The warmth surprised even the locals. Relations in the border areas had been haunted by memories of atrocities during the second world war: massacres of Poles by Ukrainian nationalists; ethnic cleansing of Ukrainians by Polish partisans and later the communist regime. These fading grudges have been wiped away by Russia’s invasion, says Mr Fijolek. “The Ukrainians are fighting for us,” he says, “so that the Russians don’t get any stupid ideas about coming here.”
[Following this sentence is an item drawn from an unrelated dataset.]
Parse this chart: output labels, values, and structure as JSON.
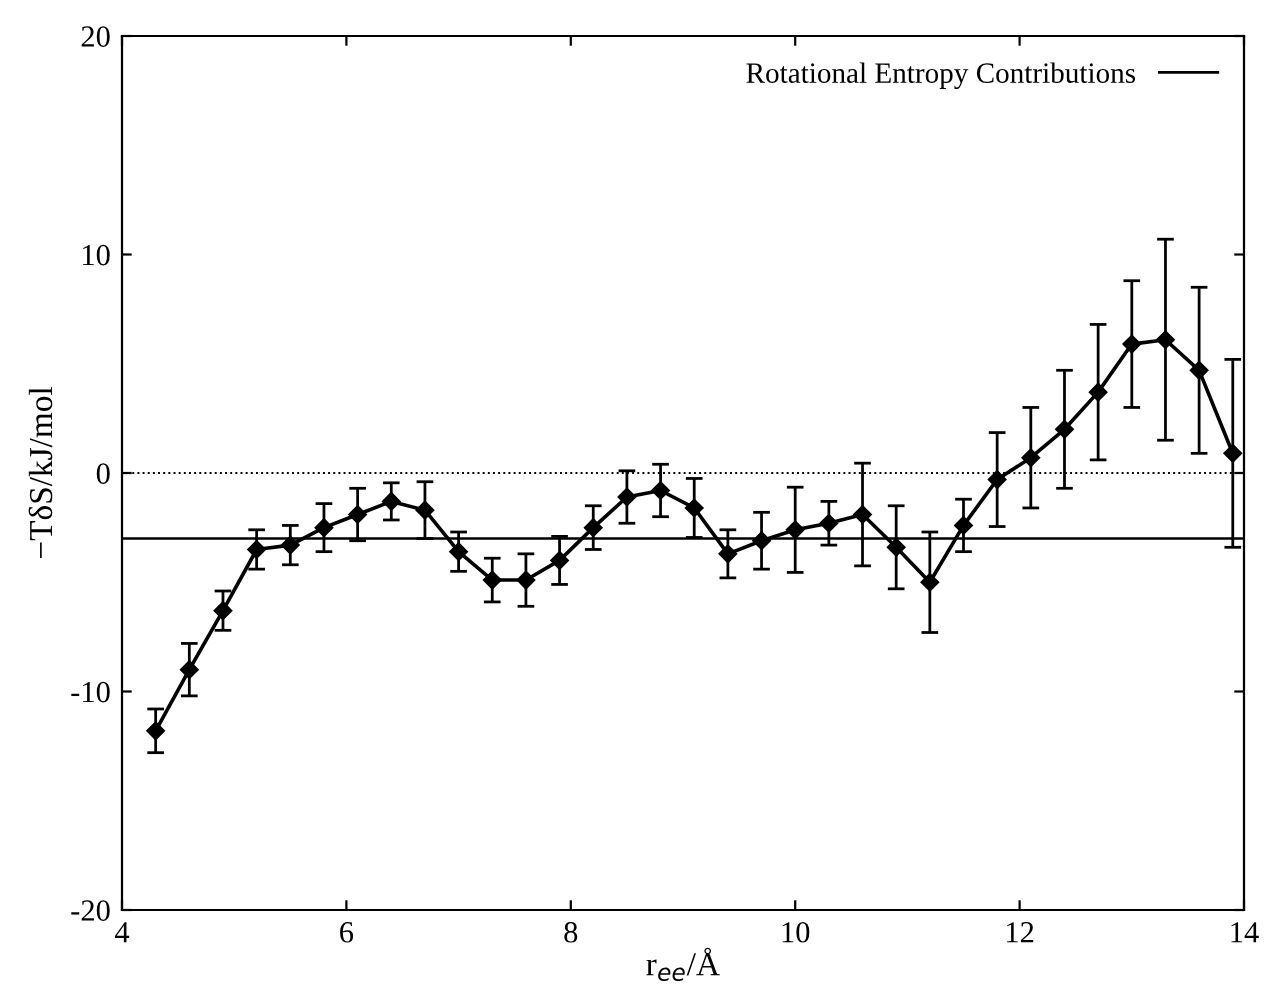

The local economy is thriving. The maker of engines for America’s f-16 fighter jets, one of many aviation companies based in Rzeszow, is the region’s biggest employer. Rzeszow is also an it and pharmaceutical hub. But Ukrainians are struggling to find good jobs. Oksana Hluschko, who ran a pharmacy in Kyiv before the Russians invaded, now cleans rooms at a hotel on the outskirts of town. She has signed up for Polish classes, she says, and plans to become a licensed pharmacist.

Many Ukrainians who passed through have moved on to bigger cities, or returned home. Ola Filaretova, a ballet dancer from Dnipro, and her two children returned to Rzeszow after a few weeks elsewhere in Poland. Her youngest daughter had missed the city, and the friends she had made here. Mrs Filaretova missed being closer to home. “It’s only 100km to the border,” she says, through tears. “That makes things more bearable.”